At this point Gray came in. It is true that I had only seen him two or three times twelve years before, but I had seen a photograph of him with his bride (Elliott kept it in a splendid frame on his piano along with signed photographs of the King of Sweden, the Queen of Spain, and the Duc de Guise) and I had a fair recollection of him. I was taken aback. His hair had receded on the temples and there was a small bald patch on the crown, his face was puffy and red, and he had a double chin. He had put on a lot of weight during years of good living and hard drinking, and only his great height saved him from being grossly obese. But the thing I most noticed was the expression of his eyes. I remembered quite well the trusting, open frankness of their Irish blue, when the world was before him and he hadn’t a care in the world; now I seemed to see in them a sort of puzzled dismay, and even if I hadn’t known the facts I think I might have guessed that something had occurred to destroy his confidence in himself and in the ordered course of events. I felt a kind of diffidence in him, as though he had done wrong, though unwittingly, and were ashamed. It was plain that his nerve was shaken.
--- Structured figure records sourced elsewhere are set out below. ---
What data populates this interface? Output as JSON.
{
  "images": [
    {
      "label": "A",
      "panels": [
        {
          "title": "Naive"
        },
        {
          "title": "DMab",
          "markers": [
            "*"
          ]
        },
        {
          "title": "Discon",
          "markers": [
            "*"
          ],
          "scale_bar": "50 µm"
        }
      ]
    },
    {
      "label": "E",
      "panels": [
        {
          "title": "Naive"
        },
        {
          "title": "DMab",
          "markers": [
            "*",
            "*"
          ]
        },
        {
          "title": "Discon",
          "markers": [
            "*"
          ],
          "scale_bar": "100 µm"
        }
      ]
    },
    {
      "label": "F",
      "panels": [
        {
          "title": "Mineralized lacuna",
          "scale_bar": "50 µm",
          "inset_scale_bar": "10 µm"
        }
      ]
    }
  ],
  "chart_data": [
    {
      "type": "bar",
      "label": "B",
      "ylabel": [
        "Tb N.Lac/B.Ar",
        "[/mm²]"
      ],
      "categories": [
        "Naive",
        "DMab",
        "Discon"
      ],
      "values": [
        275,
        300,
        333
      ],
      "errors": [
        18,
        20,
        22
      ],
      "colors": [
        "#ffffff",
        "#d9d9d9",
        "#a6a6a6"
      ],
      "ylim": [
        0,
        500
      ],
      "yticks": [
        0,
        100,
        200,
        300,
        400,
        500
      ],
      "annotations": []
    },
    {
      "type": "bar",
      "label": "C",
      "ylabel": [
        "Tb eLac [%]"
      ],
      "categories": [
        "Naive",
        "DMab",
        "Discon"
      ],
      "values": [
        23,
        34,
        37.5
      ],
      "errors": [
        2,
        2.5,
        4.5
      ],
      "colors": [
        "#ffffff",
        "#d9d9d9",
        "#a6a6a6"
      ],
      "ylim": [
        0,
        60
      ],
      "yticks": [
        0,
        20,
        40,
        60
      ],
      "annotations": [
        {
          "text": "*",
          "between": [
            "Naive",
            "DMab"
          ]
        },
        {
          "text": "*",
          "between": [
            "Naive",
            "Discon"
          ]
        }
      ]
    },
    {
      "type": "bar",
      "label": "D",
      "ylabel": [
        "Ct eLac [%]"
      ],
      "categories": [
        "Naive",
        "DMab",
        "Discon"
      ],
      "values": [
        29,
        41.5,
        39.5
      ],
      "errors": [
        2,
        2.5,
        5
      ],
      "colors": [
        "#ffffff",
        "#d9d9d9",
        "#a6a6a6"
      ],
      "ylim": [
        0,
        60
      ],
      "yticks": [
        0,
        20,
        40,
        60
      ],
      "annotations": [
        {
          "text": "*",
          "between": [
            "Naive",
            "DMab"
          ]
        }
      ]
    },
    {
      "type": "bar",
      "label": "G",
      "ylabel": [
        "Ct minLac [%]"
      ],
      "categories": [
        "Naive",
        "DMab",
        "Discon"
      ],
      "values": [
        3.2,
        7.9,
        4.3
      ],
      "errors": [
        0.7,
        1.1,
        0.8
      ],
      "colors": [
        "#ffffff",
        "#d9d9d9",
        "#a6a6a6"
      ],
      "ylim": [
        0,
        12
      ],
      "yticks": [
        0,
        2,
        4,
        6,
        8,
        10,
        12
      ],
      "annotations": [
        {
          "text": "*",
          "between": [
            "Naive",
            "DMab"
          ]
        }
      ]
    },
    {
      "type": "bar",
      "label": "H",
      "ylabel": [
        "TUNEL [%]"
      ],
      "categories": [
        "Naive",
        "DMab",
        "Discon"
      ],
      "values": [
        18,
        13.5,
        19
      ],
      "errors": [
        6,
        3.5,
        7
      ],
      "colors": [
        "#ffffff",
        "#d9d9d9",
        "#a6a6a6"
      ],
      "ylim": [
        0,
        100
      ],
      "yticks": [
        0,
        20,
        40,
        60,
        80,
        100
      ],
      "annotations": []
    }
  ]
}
He greeted me with pleasant cordiality and indeed seemed as glad to see me as if I were an old friend, but I had the impression that his rather noisy heartiness was a habit of manner that scarcely corresponded with his inner feeling.

Drinks were brought in and he mixed us a cocktail. He’d played a couple of rounds of golf and was satisfied with his game. He went into somewhat verbose detail over the difficulties he had surmounted over one of the holes and Isabel listened with an appearance of lively interest. After a few minutes, having made a date to take them to dine and see a play, I left.